Cramer Robert · Ständerat · 2012-06-07
Cramer Robert · Ständerat · Genf · Grüne Fraktion · 2012-06-07
Wortprotokoll
L'article 29a est issu des délibérations du Conseil national; il vise à prévoir dans la loi l'existence d'un service présidentiel. A vrai dire, le président de la Confédération est bien sûr déjà assisté dans ses tâches durant l'année présidentielle, mais il est apparu au Conseil national qu'il était souhaitable de formaliser cela, pour une raison très simple: parce que la Suisse est un pays qui a cette particularité que le président change chaque année.
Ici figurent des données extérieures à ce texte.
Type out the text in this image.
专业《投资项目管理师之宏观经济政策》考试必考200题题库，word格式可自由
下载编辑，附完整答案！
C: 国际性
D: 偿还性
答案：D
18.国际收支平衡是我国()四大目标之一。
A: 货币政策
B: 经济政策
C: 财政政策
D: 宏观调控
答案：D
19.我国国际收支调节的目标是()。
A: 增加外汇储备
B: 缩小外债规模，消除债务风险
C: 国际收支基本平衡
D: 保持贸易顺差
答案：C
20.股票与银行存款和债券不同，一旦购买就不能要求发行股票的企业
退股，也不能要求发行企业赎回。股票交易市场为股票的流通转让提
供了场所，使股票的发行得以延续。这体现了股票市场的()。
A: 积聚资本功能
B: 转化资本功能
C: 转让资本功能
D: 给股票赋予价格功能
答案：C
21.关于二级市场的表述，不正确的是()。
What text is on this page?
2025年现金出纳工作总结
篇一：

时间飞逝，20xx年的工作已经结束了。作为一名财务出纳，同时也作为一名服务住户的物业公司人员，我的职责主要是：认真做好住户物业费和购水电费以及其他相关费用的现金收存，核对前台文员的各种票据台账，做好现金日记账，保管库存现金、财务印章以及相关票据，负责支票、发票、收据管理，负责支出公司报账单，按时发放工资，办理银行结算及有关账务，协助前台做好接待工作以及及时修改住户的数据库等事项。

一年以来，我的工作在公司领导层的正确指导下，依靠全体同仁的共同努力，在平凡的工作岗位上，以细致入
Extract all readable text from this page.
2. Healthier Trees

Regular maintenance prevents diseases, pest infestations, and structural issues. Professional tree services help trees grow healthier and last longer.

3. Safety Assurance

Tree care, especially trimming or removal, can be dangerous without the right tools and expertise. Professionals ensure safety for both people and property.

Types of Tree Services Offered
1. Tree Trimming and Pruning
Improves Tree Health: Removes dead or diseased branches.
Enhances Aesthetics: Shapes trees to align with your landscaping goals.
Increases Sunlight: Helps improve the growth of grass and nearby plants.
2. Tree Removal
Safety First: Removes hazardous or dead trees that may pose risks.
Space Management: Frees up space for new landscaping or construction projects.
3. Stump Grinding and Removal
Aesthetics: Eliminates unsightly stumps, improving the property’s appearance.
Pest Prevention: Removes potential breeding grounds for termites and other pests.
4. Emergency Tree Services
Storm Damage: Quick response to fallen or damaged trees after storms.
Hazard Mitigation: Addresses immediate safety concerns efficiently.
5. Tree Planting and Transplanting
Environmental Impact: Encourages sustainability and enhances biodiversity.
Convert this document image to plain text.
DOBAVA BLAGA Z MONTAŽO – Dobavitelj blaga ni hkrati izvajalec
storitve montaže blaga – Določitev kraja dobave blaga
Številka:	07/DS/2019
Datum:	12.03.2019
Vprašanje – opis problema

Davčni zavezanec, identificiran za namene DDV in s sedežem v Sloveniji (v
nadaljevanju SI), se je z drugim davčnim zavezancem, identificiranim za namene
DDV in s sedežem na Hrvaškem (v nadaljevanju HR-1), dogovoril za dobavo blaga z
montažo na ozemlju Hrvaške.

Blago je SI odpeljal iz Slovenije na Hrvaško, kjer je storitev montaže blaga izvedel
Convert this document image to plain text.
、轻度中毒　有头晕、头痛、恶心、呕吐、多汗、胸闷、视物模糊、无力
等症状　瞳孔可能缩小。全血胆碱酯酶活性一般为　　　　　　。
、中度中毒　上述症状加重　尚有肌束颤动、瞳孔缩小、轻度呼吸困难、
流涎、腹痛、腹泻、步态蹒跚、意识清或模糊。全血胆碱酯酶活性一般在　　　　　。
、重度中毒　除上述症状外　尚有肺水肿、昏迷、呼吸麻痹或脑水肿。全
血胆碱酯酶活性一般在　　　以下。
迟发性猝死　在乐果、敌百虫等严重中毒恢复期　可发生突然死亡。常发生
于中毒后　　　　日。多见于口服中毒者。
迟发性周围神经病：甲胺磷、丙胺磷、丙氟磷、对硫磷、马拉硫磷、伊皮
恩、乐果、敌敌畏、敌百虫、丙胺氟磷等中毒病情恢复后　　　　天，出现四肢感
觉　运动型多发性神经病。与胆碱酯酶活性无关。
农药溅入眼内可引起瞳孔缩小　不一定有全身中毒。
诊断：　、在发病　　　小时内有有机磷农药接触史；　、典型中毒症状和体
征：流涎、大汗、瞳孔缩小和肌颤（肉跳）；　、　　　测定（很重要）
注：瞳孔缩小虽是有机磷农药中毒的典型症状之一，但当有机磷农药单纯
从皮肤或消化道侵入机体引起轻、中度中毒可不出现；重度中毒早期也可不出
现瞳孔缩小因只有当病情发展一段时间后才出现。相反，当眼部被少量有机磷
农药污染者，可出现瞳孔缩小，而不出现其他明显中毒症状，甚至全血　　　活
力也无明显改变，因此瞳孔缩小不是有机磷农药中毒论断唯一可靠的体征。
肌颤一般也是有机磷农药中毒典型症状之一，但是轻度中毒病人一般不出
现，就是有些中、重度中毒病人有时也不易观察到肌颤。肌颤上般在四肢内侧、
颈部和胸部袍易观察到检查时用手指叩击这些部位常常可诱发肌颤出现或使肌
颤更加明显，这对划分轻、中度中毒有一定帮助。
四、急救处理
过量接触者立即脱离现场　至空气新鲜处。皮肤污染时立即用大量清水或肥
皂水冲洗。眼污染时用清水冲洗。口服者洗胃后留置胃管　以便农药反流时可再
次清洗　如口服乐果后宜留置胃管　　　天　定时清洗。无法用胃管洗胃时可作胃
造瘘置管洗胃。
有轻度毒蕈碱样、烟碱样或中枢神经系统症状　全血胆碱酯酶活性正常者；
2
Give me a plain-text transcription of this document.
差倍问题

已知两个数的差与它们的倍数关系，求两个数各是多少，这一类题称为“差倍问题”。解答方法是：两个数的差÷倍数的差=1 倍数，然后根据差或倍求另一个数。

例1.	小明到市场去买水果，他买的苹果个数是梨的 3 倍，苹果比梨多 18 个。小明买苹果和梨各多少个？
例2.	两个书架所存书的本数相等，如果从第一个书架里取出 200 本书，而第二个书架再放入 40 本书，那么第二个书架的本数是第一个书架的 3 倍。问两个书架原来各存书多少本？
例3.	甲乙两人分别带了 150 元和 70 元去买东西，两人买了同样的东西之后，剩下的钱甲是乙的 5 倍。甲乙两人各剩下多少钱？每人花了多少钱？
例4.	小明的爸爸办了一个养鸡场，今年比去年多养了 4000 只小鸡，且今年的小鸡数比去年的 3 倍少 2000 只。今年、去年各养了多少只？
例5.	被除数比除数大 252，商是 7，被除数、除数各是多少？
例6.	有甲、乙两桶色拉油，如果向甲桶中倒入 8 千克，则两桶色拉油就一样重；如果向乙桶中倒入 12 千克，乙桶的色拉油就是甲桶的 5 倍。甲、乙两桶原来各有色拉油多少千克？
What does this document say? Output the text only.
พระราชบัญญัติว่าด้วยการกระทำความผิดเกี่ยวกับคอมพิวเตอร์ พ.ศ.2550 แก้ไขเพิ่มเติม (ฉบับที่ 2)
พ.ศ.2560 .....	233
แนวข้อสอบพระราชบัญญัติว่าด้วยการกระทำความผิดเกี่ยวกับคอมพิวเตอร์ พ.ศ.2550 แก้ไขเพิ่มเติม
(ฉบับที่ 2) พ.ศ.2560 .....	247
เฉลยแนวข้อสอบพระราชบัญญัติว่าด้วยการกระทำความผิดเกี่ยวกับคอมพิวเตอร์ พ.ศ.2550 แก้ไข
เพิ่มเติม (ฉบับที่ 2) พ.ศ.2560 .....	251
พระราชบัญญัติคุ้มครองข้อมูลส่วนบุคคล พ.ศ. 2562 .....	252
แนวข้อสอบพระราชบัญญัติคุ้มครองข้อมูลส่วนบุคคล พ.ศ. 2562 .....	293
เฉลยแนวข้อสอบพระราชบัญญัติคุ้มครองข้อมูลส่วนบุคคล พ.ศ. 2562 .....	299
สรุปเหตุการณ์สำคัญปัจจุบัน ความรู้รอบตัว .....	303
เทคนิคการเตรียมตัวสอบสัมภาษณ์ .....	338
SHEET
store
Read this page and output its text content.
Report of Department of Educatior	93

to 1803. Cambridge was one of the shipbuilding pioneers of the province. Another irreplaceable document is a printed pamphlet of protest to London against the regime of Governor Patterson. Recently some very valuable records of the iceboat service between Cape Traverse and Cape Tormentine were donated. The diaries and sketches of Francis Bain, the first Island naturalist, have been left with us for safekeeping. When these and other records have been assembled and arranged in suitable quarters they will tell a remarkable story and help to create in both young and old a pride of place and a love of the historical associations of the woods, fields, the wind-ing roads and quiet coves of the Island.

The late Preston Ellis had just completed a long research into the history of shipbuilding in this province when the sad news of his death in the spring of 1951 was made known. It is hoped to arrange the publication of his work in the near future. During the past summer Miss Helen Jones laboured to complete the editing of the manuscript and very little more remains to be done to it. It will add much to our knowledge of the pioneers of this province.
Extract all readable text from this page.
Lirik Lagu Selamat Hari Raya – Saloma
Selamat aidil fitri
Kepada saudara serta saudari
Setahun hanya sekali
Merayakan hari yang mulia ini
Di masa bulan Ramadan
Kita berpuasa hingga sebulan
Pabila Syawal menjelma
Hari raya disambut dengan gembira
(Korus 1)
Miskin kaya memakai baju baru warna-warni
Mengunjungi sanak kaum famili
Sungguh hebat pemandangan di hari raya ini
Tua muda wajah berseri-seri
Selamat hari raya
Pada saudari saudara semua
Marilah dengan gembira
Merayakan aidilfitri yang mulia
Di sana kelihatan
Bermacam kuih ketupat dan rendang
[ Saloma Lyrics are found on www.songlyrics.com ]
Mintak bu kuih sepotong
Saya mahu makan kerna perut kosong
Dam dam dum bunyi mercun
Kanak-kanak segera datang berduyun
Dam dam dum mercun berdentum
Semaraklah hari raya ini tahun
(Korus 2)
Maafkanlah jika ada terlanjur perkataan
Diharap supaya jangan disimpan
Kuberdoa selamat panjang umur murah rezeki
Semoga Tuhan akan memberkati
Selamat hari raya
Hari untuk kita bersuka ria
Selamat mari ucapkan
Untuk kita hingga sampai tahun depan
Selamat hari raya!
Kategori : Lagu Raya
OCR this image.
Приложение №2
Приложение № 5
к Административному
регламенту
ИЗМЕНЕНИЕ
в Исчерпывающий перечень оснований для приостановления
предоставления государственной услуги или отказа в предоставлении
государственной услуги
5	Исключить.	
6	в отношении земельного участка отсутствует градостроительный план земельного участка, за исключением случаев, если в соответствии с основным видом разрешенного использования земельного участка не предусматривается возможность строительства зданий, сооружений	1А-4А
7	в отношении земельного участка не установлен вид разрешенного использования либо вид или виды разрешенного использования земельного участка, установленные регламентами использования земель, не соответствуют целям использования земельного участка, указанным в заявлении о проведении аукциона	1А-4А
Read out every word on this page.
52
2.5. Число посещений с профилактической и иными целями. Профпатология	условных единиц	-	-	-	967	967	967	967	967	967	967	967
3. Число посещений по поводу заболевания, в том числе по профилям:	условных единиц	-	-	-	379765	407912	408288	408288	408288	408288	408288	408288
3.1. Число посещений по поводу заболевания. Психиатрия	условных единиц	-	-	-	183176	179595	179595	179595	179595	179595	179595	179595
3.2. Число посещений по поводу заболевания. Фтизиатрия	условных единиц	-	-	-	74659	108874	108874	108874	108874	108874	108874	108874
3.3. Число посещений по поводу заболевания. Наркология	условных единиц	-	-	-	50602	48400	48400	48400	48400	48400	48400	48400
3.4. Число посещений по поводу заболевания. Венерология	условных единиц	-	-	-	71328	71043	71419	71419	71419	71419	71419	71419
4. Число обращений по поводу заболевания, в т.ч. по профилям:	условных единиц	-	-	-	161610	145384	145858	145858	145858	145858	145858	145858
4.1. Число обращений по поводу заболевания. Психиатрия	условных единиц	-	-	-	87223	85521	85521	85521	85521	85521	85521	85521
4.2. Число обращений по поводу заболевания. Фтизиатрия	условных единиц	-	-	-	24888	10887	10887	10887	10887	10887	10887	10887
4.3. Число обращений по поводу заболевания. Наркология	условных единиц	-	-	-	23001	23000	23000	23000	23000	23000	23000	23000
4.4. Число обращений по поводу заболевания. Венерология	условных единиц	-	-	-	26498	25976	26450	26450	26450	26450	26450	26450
Cela signifie que, chaque année, un conseiller fédéral doit se mettre dans la peau d'un président et s'atteler aux tâches présidentielles, tout en étant immédiatement opérationnel - parce que la tâche de président de la Confédération ne doit pas connaître chaque année une baisse de régime liée à la présence d'un nouveau membre -, et pouvoir mener ses tâches à satisfaction durant son année présidentielle. Et on voit bien que cela exige, au-delà des qualités personnelles du président ou de la présidente de la Confédération, un certain support technique pour que les choses puissent bien se passer.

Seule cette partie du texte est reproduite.